The next section documents the directory layout expected by Maven and the directory layout created by
Maven. Please try to conform to this structure as much as possible; however, if you can't these settings can
be overridden via the project descriptor.
*-----------------------------------+-----------------------------------------------+
| <<<src/main/java>>> | Application/Library sources
*-----------------------------------+-----------------------------------------------+
| <<<src/main/resources>>> | Application/Library resources
*-----------------------------------+-----------------------------------------------+
| <<<src/main/filters>>> | Resource filter files
*-----------------------------------+-----------------------------------------------+
| <<<src/main/webapp>>> | Web application sources
*-----------------------------------+-----------------------------------------------+
| <<<src/test/java>>> | Test sources
*-----------------------------------+-----------------------------------------------+
| <<<src/test/resources>>> | Test resources
*-----------------------------------+-----------------------------------------------+
| <<<src/test/filters>>> | Test resource filter files
*-----------------------------------+-----------------------------------------------+
| <<<src/it>>> | Integration Tests (primarily for plugins)

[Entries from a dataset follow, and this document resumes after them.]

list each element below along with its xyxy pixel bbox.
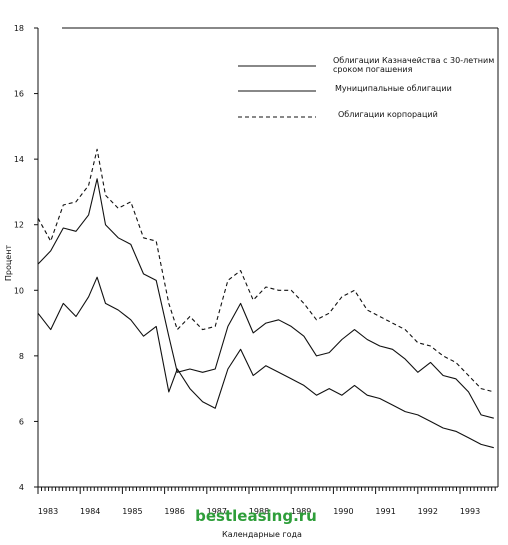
legend-label-1: сроком погашения (333, 65, 413, 74)
x-tick-label: 1989 (291, 507, 311, 516)
legend-label-1: Облигации Казначейства с 30-летним (333, 56, 494, 65)
y-tick-label: 18 (14, 24, 24, 33)
y-tick-label: 16 (14, 90, 24, 99)
axes (37, 27, 499, 488)
watermark: bestleasing.ru (195, 507, 317, 525)
x-tick-label: 1992 (418, 507, 438, 516)
y-tick-label: 12 (14, 221, 24, 230)
legend-label-2: Муниципальные облигации (335, 84, 452, 93)
x-ticks: 1983 1984 1985 1986 1987 1988 1989 1990 1991 1992… (37, 487, 496, 516)
series-layer (37, 148, 494, 449)
y-tick-label: 8 (19, 352, 24, 361)
x-tick-label: 1990 (333, 507, 353, 516)
x-tick-label: 1984 (80, 507, 100, 516)
series-line-1 (37, 178, 494, 419)
series-line-2 (37, 276, 494, 449)
x-axis-title: Календарные года (222, 530, 302, 539)
legend-label-3: Облигации корпораций (338, 110, 438, 119)
y-tick-label: 10 (14, 286, 24, 295)
x-tick-label: 1983 (38, 507, 58, 516)
y-tick-label: 14 (14, 155, 24, 164)
x-tick-label: 1993 (460, 507, 480, 516)
x-tick-label: 1988 (249, 507, 269, 516)
y-axis-title: Процент (4, 245, 13, 282)
y-ticks: 4 6 8 10 12 14 16 18 (14, 24, 38, 492)
x-tick-label: 1987 (207, 507, 227, 516)
x-tick-label: 1986 (164, 507, 184, 516)
x-tick-label: 1991 (375, 507, 395, 516)
series-line-3 (37, 148, 494, 393)
y-tick-label: 6 (19, 417, 24, 426)
legend: Облигации Казначейства с 30-летнимсроком… (238, 56, 494, 119)
y-tick-label: 4 (19, 483, 24, 492)
x-tick-label: 1985 (122, 507, 142, 516)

*-----------------------------------+-----------------------------------------------+
| <<<src/assembly>>> | Assembly descriptors
*-----------------------------------+-----------------------------------------------+
| <<<src/site>>> | Site
*-----------------------------------+-----------------------------------------------+
| <<<LICENSE.txt>>> | Project's license
*-----------------------------------+-----------------------------------------------+
| <<<NOTICE.txt>>> | Notices and attributions required by libraries that the project depends on
*-----------------------------------+-----------------------------------------------+
| <<<README.txt>>> | Project's readme
*-----------------------------------+-----------------------------------------------+
At the top level, files descriptive of the project: a <<<pom.xml>>> file.
In addition, there are textual documents meant for the user to be able to
read immediately on receiving the source: <<<README.txt>>>, <<<LICENSE.txt>>>, etc.
There are just two subdirectories of this structure: <<<src>>> and <<<target>>>. The only other
directories that would be expected here are metadata like <<<CVS>>>, <<<.git>>> or <<<.svn>>>, and any
subprojects in a multiproject build (each of which would be laid out as above).
The <<<target>>> directory is used to house all output of the build.
The <<<src>>> directory contains all of the source material for building the project, its site and so on.
It contains a subdirectory for each type: <<<main>>> for the main build artifact, <<<test>>> for
the unit test code and resources, <<<site>>> and so on.
Within artifact producing source directories (ie. <<<main>>> and <<<test>>>), there is one
directory for the language <<<java>>> (under which the normal package hierarchy exists), and one for
<<<resources>>> (the structure which is copied to the target classpath given the default resource definition).
If there are other contributing sources to the artifact build, they would be under other subdirectories: for
example <<<src/main/antlr>>> would contain Antlr grammar definition files.